🤖 AI Summary
Existing vision-language models (VLMs) applied to robotic manipulation often compress intermediate representations, leading to loss of fine-grained spatial and semantic information critical for precise control.
Method: We propose *anti-grounding*—a novel paradigm that bypasses conventional instruction-to-action mapping by directly embedding candidate actions into the VLM’s high-dimensional representation space. Leveraging multi-view trajectory rendering and structured visual question answering (S-VQA), our approach enables instruction-driven, zero-shot closed-loop decision-making. An offline policy refinement module further enhances long-horizon performance.

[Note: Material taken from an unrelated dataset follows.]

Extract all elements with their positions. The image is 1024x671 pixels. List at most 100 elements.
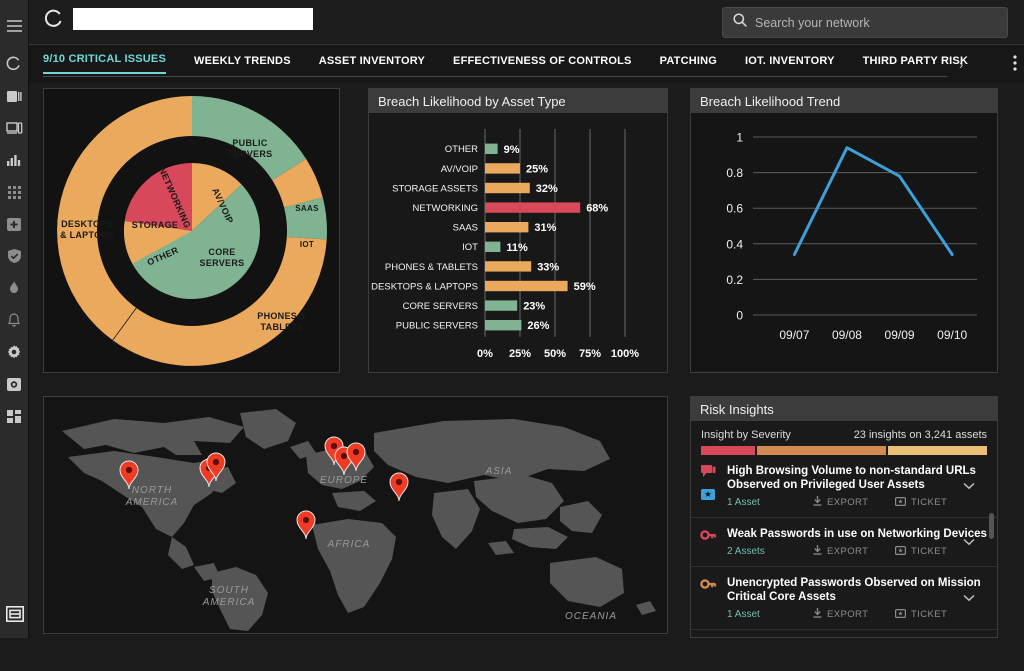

Contribution/Results: This is the first method to achieve end-to-end action synthesis entirely within the VLM representation space, enabling cross-task zero-shot generalization. Evaluated in both simulation and on real robotic platforms, it significantly outperforms baselines across diverse manipulation tasks, achieving high-success-rate zero-shot trajectory generation without task-specific fine-tuning.
📝 Abstract
Vision-Language Models (VLMs) encode knowledge and reasoning capabilities for robotic manipulation within high-dimensional representation spaces. However, current approaches often project them into compressed intermediate representations, discarding important task-specific information such as fine-grained spatial or semantic details. To address this, we propose AntiGrounding, a new framework that reverses the instruction grounding process. It lifts candidate actions directly into the VLM representation space, renders trajectories from multiple views, and uses structured visual question answering for instruction-based decision making. This enables zero-shot synthesis of optimal closed-loop robot trajectories for new tasks. We also propose an offline policy refinement module that leverages past experience to enhance long-term performance. Experiments in both simulation and real-world environments show that our method outperforms baselines across diverse robotic manipulation tasks.